Manna Dey’s haunting melodies

By Partha Chatterjee

Manna Dey, the 2007 Dada Saheb Phalke Award winner, has enthralled discerning listeners since the 1950s.
G.P. SAMPATH KUMAR

Manna Dey performing in Bangalore on May 10.

THE Dada Saheb Phalke Award for 2007 has gone to Manna Dey, one of the finest singers to have sung for Hindi and Bengali and other regional language films. The honour, in the opinion of many, has come to him rather late in the day. It cannot be truly exhilarating to be recognised for one’s contribution to the art of playback singing at the age of 90, especially if the last memorable song one sung was well over 30 years ago.

Manna Dey shot into fame in the early 1950s with his rendering of “Chaley Radhey Rani”, a kirtan-based song for Bimal Roy’s moving cinematic rendering of Sarat Chandra Chatterjee’s Bengali novel Parinita. His sound training in Hindustani music was amply evident here as was his feeling for an emotive form like the kirtan, which he inherited from his uncle, the legendary Krishna Chandra Dey.

After this song, Manna Dey was recognised as a singer with immense potential. Doors opened for him in the Hindi film industry of Bombay, as Mumbai was known in those days. The legendary actor-director Raj Kapoor invited him to sing for Shree 420, the former’s take on socialism; and sing he did. Manna Dey, along with Lata Mangeshkar, sang “Pyaar hua iqrar hua”, written by the poet of the people, Shailendra, and tuned by the music composer duo Shankar-Jaikishan. Recorded 55 years ago, this romantic duet continues to be aired on the radio to this day. It is amongst the finest in the annals of Hindi film songs.

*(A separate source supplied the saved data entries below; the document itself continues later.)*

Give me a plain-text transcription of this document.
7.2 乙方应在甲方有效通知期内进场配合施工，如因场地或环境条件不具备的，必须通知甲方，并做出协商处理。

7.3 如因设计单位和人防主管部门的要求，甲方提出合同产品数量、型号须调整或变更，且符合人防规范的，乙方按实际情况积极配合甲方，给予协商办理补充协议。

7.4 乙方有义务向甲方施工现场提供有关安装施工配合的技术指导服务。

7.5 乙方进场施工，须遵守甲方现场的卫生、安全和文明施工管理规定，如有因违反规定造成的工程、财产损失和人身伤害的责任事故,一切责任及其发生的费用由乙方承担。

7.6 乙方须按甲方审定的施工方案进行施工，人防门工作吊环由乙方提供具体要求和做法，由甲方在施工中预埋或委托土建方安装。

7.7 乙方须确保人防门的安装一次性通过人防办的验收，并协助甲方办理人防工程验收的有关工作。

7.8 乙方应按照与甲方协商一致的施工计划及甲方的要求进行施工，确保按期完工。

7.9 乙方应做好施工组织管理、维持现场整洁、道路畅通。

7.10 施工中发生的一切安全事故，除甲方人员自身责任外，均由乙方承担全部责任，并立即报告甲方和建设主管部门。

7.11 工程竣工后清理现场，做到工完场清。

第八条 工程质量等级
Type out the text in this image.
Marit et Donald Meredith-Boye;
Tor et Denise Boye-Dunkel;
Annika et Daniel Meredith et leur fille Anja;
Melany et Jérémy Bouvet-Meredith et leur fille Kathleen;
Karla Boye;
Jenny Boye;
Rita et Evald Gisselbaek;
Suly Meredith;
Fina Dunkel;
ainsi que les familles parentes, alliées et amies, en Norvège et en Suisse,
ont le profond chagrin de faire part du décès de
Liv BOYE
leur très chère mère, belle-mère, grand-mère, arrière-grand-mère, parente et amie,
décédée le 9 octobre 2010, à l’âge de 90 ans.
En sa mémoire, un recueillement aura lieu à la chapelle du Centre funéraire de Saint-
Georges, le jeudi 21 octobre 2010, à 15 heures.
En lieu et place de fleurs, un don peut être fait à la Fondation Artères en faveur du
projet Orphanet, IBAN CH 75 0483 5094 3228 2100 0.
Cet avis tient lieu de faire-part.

In his autobiography Memories Come Alive, Manna Dey remembers the composer duo thus: “The most interesting feature of Shankar and Jaikishan’s melodies was their sheer novelty and, in that respect, they remain unrivalled.” He felt particularly indebted to Shankar, who, he felt, brought out the best in him. He does not feel the same way though about another stalwart, Sachin Dev Burman, who, when he engaged Manna Dey to render “Upar gagan vishal” for Nitin Bose’s Mashaal, actually wanted him to resurrect K.C. Dey’s style. Of course, it is one of Manna Babu’s finest songs and is terribly difficult to sing. But S.D. Burman never asked him to sing regularly for him even after the singer proved his mettle a hundred times over with other noteworthy composers.

The Hindi film industry has always lacked imagination and has therefore toed the line of least resistance and closed the possibility for innovation. Just because Manna Babu was classically trained and could sing raga-based compositions really well, he was considered “unsuitable” for singing playback on a regular basis for the leading actors of his time, such as Dev Anand, Dilip Kumar and Raj Kapoor. This problem, however, did not affect Mohammed Rafi, also classically trained, who was asked to sing very often for Dev Anand, Dilip Kumar, Bharat Bhushan, Guru Dutt, Rajendra Kumar and Shammi Kapoor, not to forget Dharmendra and Jeetendra. Why Manna Babu was not given similar opportunities remains inexplicable.